Dell’affinare l’oro e l’argento [On the Refining of Gold and Silver]

In Italian, manuscript on paper
Central Italy (Tuscany), c. 1520-1530

TM 897
sold

 
 
 
 
 
 
 

56 folios on paper (with watermark similar to Briquet, no. 3903, Deux clefs: Pisa, 1521-1528), contemporary foliation in dark brown ink in Arabic numerals, upper outer rectos, 151-200, and in upper inner rectos, [2], 3-29, modern foliation in pencil, lower rectos, 1-56 (collation i56), ruled very faintly in hardpoint, with at least one full-length horizontal and vertical bounding lines (justification 250-262 x 172-180 mm.), written in dark brown ink in a clear and elegant cancelleresca hand with few abbreviations on thirty-two to forty long lines, textual divisions marked by initials set outside the text frame, some additions and corrections by the scribe, staining and fading from humidity leaving the text faint but legible on the last ten leaves, losses and wear to lower outer corner of some leaves with no loss of text, losses to upper margin of ff. 1-2, perhaps due to rodent bites, with slight loss of text, otherwise in very fine condition.  Unbound and loose, with traces of sewing along the spine.  Dimensions 293-297 x 215 mm.
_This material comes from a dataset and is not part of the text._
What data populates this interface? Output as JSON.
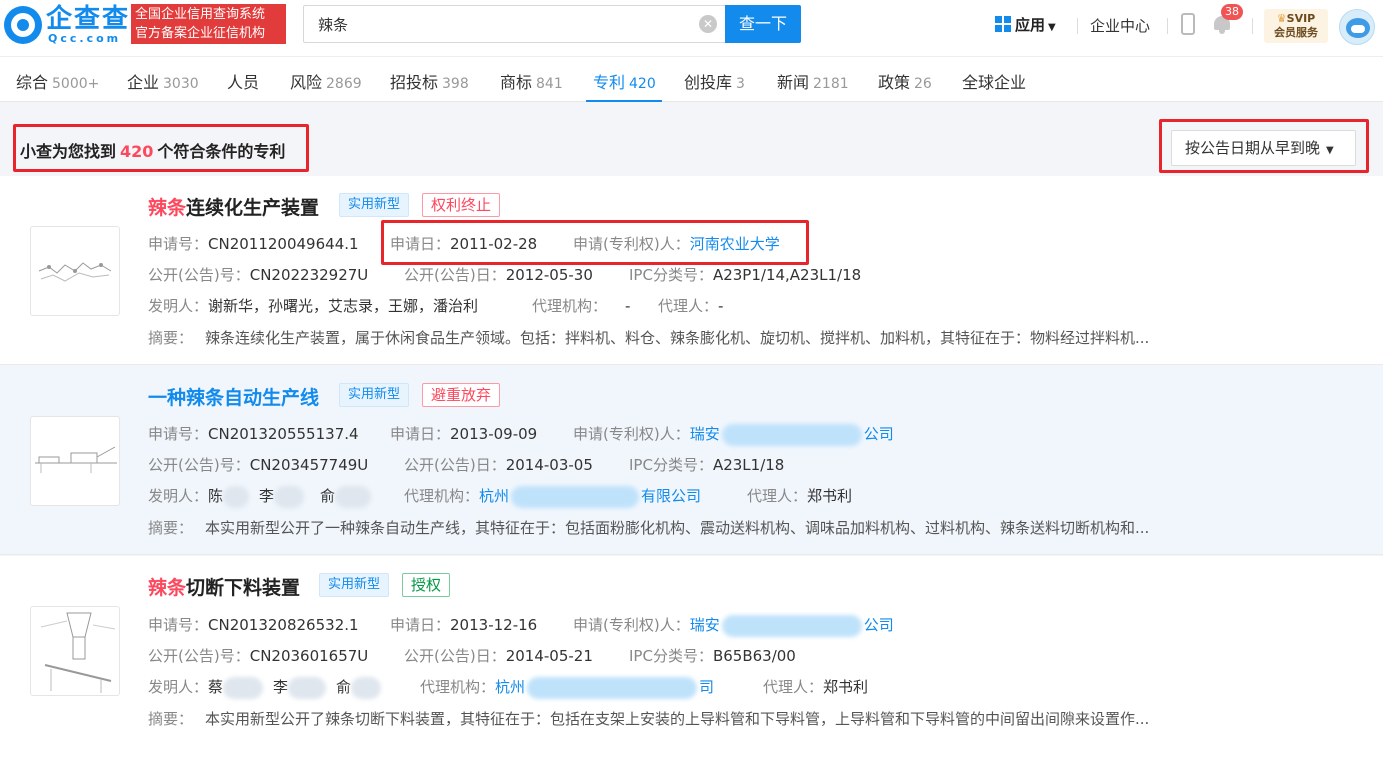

An important and early witness to the codification of metallurgical practice in the Renaissance, this complete copy of a rare and very early treatise on the purification and working of metal (one of only seven known manuscripts) was likely copied shortly after the text was first written, perhaps with the supervision of the author.  A well-used volume, it promises insights into metalworking methods in the fifteenth- and sixteenth-century workshops of Tuscany, including, perhaps, the State Mint of Florence.  Possibly an important source for Vannoccio Biringuccio, father of the foundry industry, its contents may be traced in Biringuccio’s De la pirotechnia.

Provenance

1.Evidence of script and watermarks suggests that this book was produced in Tuscany, c. 1520-1530.  The contemporary foliation of this single, large quire indicates that this once formed part of a larger volume, preceded by 150 folios, very likely comprising similar large quires presenting treatises on subjects of similar practical interest.  This was a manuscript that was clearly made to be used, not to be admired at a remove, and the staining and rubbing evident on some of this manuscript’s pages attest to its intensive handling and use by an early owner, quite possibly a metalworker, perhaps a student affiliated with the State Mint of Florence (see below, in Text).

Text

ff. 1-48, Ricetta per[?] part[...?] ... mio, incipit, “A voler partir ad acqua, Togli salnitro e allu[me di roccha per] far lacqua ... fa vno tristo sale che timpaccia molte boccie”;

f. 48rv, incipit, “Bianchebbio prouato assaj buono toglj el rame e purgalo ... In pratiche che In penissimo con queste ricette si puo acquistar e trarne frutto”; [ff. 49-56v, blank].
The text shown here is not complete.